05 September 2012

How To Get a Soil Test

One thing that everyone should do before planting their garden, or even landscaping their yard is have the soil tested.  I have to admit that I had never done this - until last year.  Here's how you do it.

You need to get a representative sample of the area that you want tested, which means you should collect a dozen samples and combine it into one composite sample.  Soil samples should be collected from the surface to 6-8 inches deep.  Using a soil tube or auger is pretty straightforward, but if you are using a spade or trowel the technique is a bit different.  Dig a v-shaped hole about 6-8 inches deep and use your trowel or spade to take a thin slice from the side of the hole.  Combine all the soil samples in a clean bucket and mix them thoroughly.  You'll need at least two cups of soil per sample.  You can either take your sample to your local Clemson Extension office or purchase a soil sample mailer.
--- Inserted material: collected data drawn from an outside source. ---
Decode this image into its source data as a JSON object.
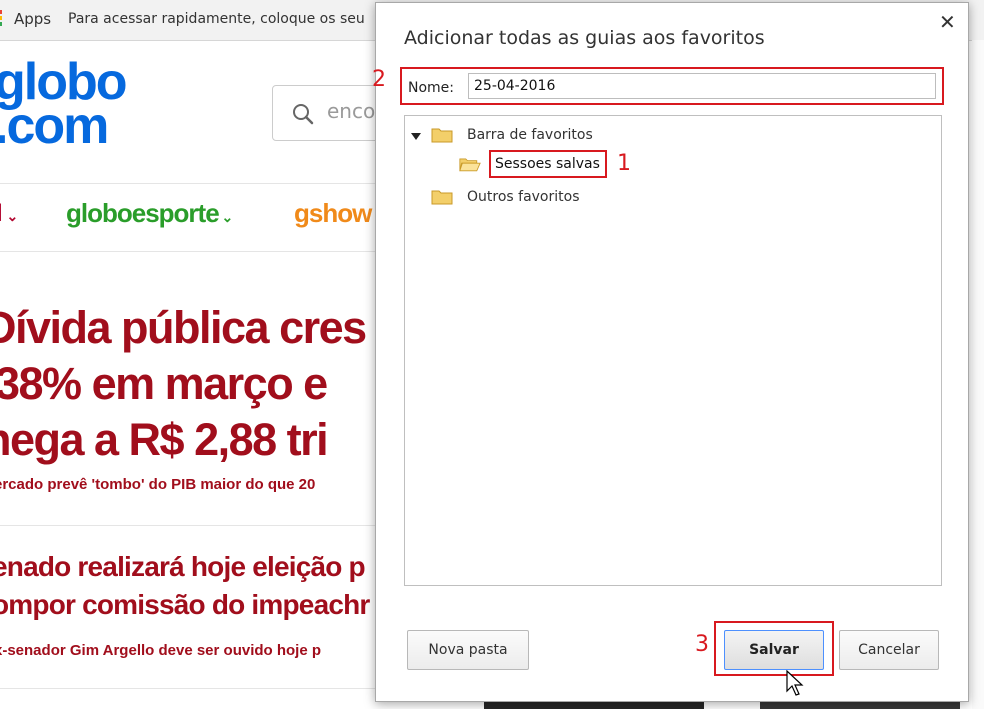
{
  "bookmarks_bar": {
    "apps_label": "Apps",
    "hint": "Para acessar rapidamente, coloque os seu"
  },
  "background_page": {
    "logo_line1": "globo",
    "logo_line2": ".com",
    "search_placeholder": "enco",
    "nav": {
      "g1": "l",
      "esporte": "globoesporte",
      "gshow": "gshow"
    },
    "headline_lines": [
      "Dívida pública cres",
      ",38% em março e",
      "hega a R$ 2,88 tri"
    ],
    "headline_sub": "ercado prevê 'tombo' do PIB maior do que 20",
    "story2_lines": [
      "enado realizará hoje eleição p",
      "ompor comissão do impeachr"
    ],
    "story2_sub": "x-senador Gim Argello deve ser ouvido hoje p"
  },
  "dialog": {
    "title": "Adicionar todas as guias aos favoritos",
    "name_label": "Nome:",
    "name_value": "25-04-2016",
    "tree": {
      "root": "Barra de favoritos",
      "child": "Sessoes salvas",
      "other": "Outros favoritos"
    },
    "buttons": {
      "new_folder": "Nova pasta",
      "save": "Salvar",
      "cancel": "Cancelar"
    },
    "annotations": {
      "a1": "1",
      "a2": "2",
      "a3": "3"
    }
  },
  "colors": {
    "annotation_red": "#d8191f",
    "globo_blue": "#0669de",
    "headline_red": "#a10e1c"
  }
}
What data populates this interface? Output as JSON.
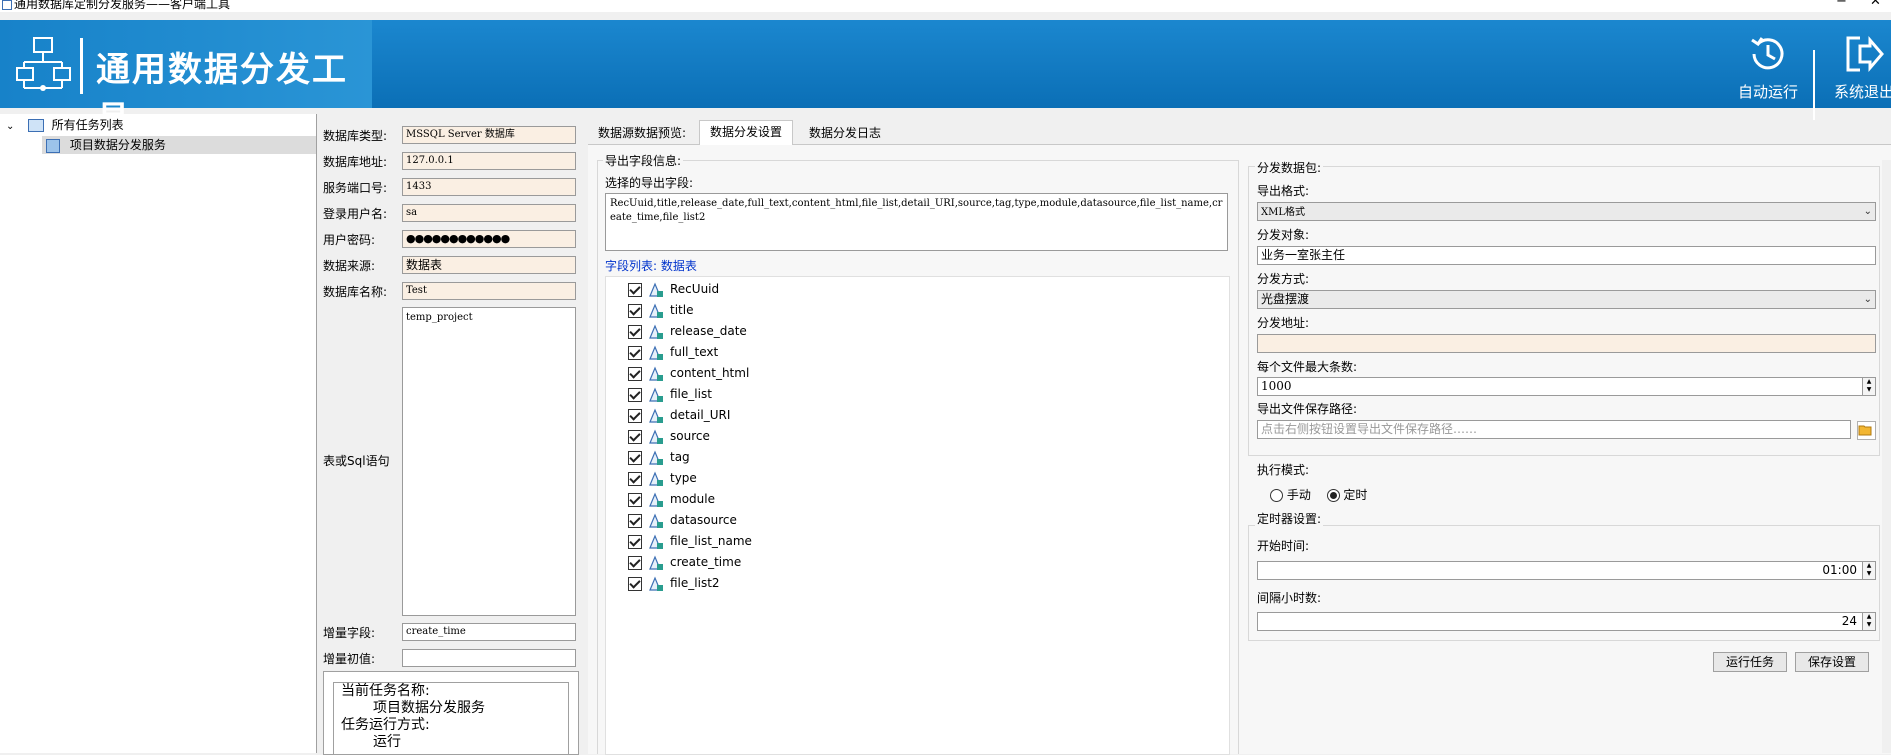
{
  "window": {
    "title": "通用数据库定制分发服务——客户端工具",
    "controls": [
      "−",
      "✕"
    ]
  },
  "header": {
    "app_title": "通用数据分发工具",
    "auto_run_label": "自动运行",
    "exit_label": "系统退出"
  },
  "tree": {
    "root_label": "所有任务列表",
    "items": [
      {
        "label": "项目数据分发服务",
        "selected": true
      }
    ]
  },
  "db_form": {
    "db_type_label": "数据库类型:",
    "db_type_value": "MSSQL Server 数据库",
    "db_address_label": "数据库地址:",
    "db_address_value": "127.0.0.1",
    "port_label": "服务端口号:",
    "port_value": "1433",
    "username_label": "登录用户名:",
    "username_value": "sa",
    "password_label": "用户密码:",
    "password_value": "●●●●●●●●●●●●",
    "source_label": "数据来源:",
    "source_value": "数据表",
    "db_name_label": "数据库名称:",
    "db_name_value": "Test",
    "sql_label": "表或Sql语句",
    "sql_value": "temp_project",
    "incr_field_label": "增量字段:",
    "incr_field_value": "create_time",
    "incr_init_label": "增量初值:",
    "incr_init_value": ""
  },
  "task_info": {
    "name_label": "当前任务名称:",
    "name_value": "项目数据分发服务",
    "mode_label": "任务运行方式:",
    "mode_value": "运行"
  },
  "tabs": [
    {
      "label": "数据源数据预览:",
      "active": false
    },
    {
      "label": "数据分发设置",
      "active": true
    },
    {
      "label": "数据分发日志",
      "active": false
    }
  ],
  "export": {
    "group_label": "导出字段信息:",
    "selected_label": "选择的导出字段:",
    "selected_value": "RecUuid,title,release_date,full_text,content_html,file_list,detail_URI,source,tag,type,module,datasource,file_list_name,create_time,file_list2",
    "list_label_prefix": "字段列表:",
    "list_label_name": "数据表",
    "fields": [
      {
        "name": "RecUuid",
        "checked": true
      },
      {
        "name": "title",
        "checked": true
      },
      {
        "name": "release_date",
        "checked": true
      },
      {
        "name": "full_text",
        "checked": true
      },
      {
        "name": "content_html",
        "checked": true
      },
      {
        "name": "file_list",
        "checked": true
      },
      {
        "name": "detail_URI",
        "checked": true
      },
      {
        "name": "source",
        "checked": true
      },
      {
        "name": "tag",
        "checked": true
      },
      {
        "name": "type",
        "checked": true
      },
      {
        "name": "module",
        "checked": true
      },
      {
        "name": "datasource",
        "checked": true
      },
      {
        "name": "file_list_name",
        "checked": true
      },
      {
        "name": "create_time",
        "checked": true
      },
      {
        "name": "file_list2",
        "checked": true
      }
    ]
  },
  "distribution": {
    "group_label": "分发数据包:",
    "format_label": "导出格式:",
    "format_value": "XML格式",
    "target_label": "分发对象:",
    "target_value": "业务一室张主任",
    "method_label": "分发方式:",
    "method_value": "光盘摆渡",
    "address_label": "分发地址:",
    "address_value": "",
    "max_records_label": "每个文件最大条数:",
    "max_records_value": "1000",
    "save_path_label": "导出文件保存路径:",
    "save_path_placeholder": "点击右侧按钮设置导出文件保存路径……"
  },
  "execution": {
    "mode_label": "执行模式:",
    "manual_label": "手动",
    "scheduled_label": "定时",
    "selected": "定时"
  },
  "timer": {
    "group_label": "定时器设置:",
    "start_label": "开始时间:",
    "start_value": "01:00",
    "interval_label": "间隔小时数:",
    "interval_value": "24"
  },
  "actions": {
    "run_label": "运行任务",
    "save_label": "保存设置"
  },
  "colors": {
    "banner": "#0b6fb6",
    "field_bg": "#faefe3",
    "link": "#0033cc"
  }
}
 About a week after I dropped off my soil samples at the Clemson Extension office, I received an email with a link to the results of my soil tests.  I had two different soil tests done - one for the vegetable garden and one for the beds in the front yard.  When you fill out the forms, it helps to let them know what you plan to plant and whether you want organic recommendations as well.  I thought I asked for both, but I only got inorganic recommendations.  Here is what the chemical analysis of my soil looks like:


The soil test found low levels of potassium; phosphorus and calcium levels were very high, which is common for this area.  To correct the potassium deficiency, it was recommended that I use muriate of potash.  Since I didn't get organic recommendations, I tried to learn more about these fertilizers and amendments, to understand what they were and what the organic alternatives were.  In general you can tell what an amendment is by the fertilizer grade.  I knew muriate of potash (MOP) was solely to correct the potassium deficiency, since the third number was so high, but I decided to read more.  MOP is actually potassium chloride and there are a lot of people out there that think it's harmful to soil biology, but others say it leaches out of the soil fairly quickly - and supposedly chloride increases yield by improving disease resistance.  Since I wasn't a fan of chlorine, I decided to see what my options were - it turns out that there are few.  Sulfate of potash is a common substitute, but it tends to be more expensive and it has less potassium (0-0-50), so you need more of it.  It is used for plants that are sensitive to chlorides.  An organic alternative to these are wood ashes.  They may contain around 6% potash, but they also contain lime which raises the pH of the soil, making it more alkaline.  There's no easy way of knowing how much potash is in it and, if you don't need lime, you shouldn't use it.

The other fertilizers are pretty straightforward.  10-10-10 is what it seems like and it turns out 15-0-15 is a common fertilizer for centipede grass.  I haven't looked into organic alternatives to these, but it seems easy enough.  Maybe it won't be in one product, but I'm sure there are things out there that are good substitutes for this.  That will have to be a future blog post.  For more information about soil tests, click here:

HGIC 1652 Soil Testing

2 comments:

Jim 2-10 said...

Helpful post because I have to do this fairly soon for a new garden and I have only ever used a tube in the past. However, I don't have a tube now so the method you describe is useful for me. Now, can you tell me how to find the Clemson Extension office in Pennsylvania? ;-)

Jenion said...

Find your state's ag school. They probably run a county extension service that would do soil testing. Like Clemson or NC State.